— Tout me semble en ordre, mademoiselle Vernis.
J’acquiesce sans prononcer un mot, tandis que la voix de l’agent immobilier résonne dans l’appartement vide.
Il m’informe des dernières modalités. Je le vois, il me parle.
Ses lèvres remuent, s’agitent à un rythme soutenu.
Pourtant, mon esprit bat la campagne.
Je récite déjà mentalement les étapes du trajet qui m’attend.
À vrai dire, je suis partie depuis longtemps.
Ai-je déjà été vraiment là ?
Bien sûr, physiquement, je suis une Parisienne pure et dure : je suis née ici, j’ai grandi ici, j’ai fait mes études et eu mon premier emploi ici.
Pourtant, mon cœur, lui, n’a jamais été là.
Non, depuis le premier été passé en Normandie, c’est là-bas que je veux vivre.
Les souvenirs me submergent, aussi nets qu’un film qui se déroulerait sous mes yeux.
Les sentiments qui les accompagnent n’ont rien perdu de leur intensité, malgré les années écoulées.
J’en savoure chaque miette, comme on déguste un mets des plus rares et exquis… avant que cet opportun ne me sorte de mes pensées.
— Mademoiselle Vernis…
L’agent me regarde, impatient. L’agacement se lit dans son regard rétréci et le froncement de ses sourcils.
Bien sûr, en bon Parisien, cet homme court après le temps, les rendez-vous, tout, parce qu’à Paris, tout est toujours une course perpétuelle et sans fin.
C’est d’ailleurs à ça qu’on reconnaît les touristes : leur démarche lente, parfois incertaine.
L’homme me tend la main. Je la lui serre, et il la retire brusquement.
Ses sourcils jouent avec le sommet de son crâne dégarni, et ses yeux s’élargissent, pleins d’étonnement et d’incompréhension.
— Euh… les clés, mademoiselle…
Gênée, le sang afflue dans mes joues. Il réchauffe mon visage pendant que je cherche les maudites clés dans mon sac.
Je tâte ensuite mes fesses et les retrouve dans la poche arrière de mon jean, sous le regard désespéré de l’homme face à moi.

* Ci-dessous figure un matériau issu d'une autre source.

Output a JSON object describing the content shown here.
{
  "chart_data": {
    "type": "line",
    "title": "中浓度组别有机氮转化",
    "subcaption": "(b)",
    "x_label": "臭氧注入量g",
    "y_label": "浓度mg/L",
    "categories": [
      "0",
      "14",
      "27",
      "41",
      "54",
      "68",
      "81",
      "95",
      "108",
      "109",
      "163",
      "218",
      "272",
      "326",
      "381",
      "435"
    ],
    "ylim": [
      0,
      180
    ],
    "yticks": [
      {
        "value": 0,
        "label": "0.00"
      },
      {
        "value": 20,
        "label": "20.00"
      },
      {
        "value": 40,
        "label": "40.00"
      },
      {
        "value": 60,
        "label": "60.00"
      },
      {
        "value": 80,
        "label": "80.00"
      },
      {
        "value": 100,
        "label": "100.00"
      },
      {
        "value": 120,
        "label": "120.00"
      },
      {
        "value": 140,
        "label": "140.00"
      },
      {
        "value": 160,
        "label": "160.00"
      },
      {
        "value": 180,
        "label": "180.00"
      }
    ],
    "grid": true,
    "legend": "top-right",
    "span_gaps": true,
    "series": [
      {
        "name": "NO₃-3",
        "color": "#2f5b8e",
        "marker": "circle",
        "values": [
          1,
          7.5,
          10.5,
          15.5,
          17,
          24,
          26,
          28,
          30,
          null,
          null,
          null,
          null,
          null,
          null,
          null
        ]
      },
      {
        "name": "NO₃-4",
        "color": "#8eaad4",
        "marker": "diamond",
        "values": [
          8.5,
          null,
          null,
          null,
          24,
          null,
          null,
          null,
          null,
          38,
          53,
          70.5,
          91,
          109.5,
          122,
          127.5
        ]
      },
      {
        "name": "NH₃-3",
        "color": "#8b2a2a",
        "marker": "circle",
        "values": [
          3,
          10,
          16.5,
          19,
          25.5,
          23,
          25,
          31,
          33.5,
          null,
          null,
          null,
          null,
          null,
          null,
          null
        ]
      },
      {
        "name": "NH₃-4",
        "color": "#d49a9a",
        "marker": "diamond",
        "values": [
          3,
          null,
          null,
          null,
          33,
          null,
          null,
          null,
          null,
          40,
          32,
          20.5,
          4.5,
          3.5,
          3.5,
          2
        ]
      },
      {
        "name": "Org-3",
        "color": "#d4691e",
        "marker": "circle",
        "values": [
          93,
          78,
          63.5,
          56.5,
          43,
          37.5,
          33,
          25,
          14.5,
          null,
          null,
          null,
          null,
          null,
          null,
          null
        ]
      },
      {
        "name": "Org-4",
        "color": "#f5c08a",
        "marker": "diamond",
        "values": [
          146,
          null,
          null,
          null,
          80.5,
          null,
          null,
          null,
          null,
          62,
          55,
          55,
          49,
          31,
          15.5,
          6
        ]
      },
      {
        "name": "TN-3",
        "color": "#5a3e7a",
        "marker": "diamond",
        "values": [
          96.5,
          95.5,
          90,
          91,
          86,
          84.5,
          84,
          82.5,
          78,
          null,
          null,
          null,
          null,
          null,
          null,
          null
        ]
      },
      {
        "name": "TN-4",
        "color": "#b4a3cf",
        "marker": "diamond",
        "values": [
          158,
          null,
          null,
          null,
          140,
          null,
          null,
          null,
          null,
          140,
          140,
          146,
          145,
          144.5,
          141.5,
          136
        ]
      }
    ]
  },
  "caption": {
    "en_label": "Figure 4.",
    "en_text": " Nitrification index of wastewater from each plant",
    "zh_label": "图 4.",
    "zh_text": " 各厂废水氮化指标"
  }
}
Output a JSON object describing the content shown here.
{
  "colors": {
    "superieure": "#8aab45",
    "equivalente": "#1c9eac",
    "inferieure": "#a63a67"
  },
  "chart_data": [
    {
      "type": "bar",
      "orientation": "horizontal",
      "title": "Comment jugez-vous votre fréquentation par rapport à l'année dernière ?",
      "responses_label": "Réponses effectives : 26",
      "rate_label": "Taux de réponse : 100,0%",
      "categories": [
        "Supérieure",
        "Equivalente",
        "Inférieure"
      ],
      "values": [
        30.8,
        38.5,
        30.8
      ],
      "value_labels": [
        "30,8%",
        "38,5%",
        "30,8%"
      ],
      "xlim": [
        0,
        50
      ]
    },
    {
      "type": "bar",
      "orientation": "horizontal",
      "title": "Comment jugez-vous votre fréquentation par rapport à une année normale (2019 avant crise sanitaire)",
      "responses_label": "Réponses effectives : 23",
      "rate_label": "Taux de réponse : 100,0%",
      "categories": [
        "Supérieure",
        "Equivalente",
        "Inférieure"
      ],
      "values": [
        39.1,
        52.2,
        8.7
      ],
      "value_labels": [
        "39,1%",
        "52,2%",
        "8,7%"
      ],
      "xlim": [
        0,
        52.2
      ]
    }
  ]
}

Je les lui tends, et il me les prend du bout des doigts, comme pour éviter tout autre contact indésirable avec moi.
— Vous souhaitez peut-être que je vous laisse faire vos adieux à cet endroit ?
Je regarde les murs blancs, l’espace totalement vide de toute vie, avant de le regarder à nouveau.
— Non, merci.
Il semble soulagé par ma réponse.
Quand nous sortons tous les deux de l’appartement, il verrouille la porte d’un geste expéditif.
Il me salue sommairement avant de descendre les escaliers en toute hâte, alors que je prends mon temps.
J’ai une conscience accrue de chaque pas que je fais, du poids de mon corps porté par mes jambes.
Chaque marche descendue est comme un poids en moins sur mes épaules.
Un soulagement. Une libération.
Je ne devrais pas appréhender un peu ?
Douter ?
Non.
Je sais ce qui m’attend. Je connais la route par cœur, je connais l’endroit par cœur.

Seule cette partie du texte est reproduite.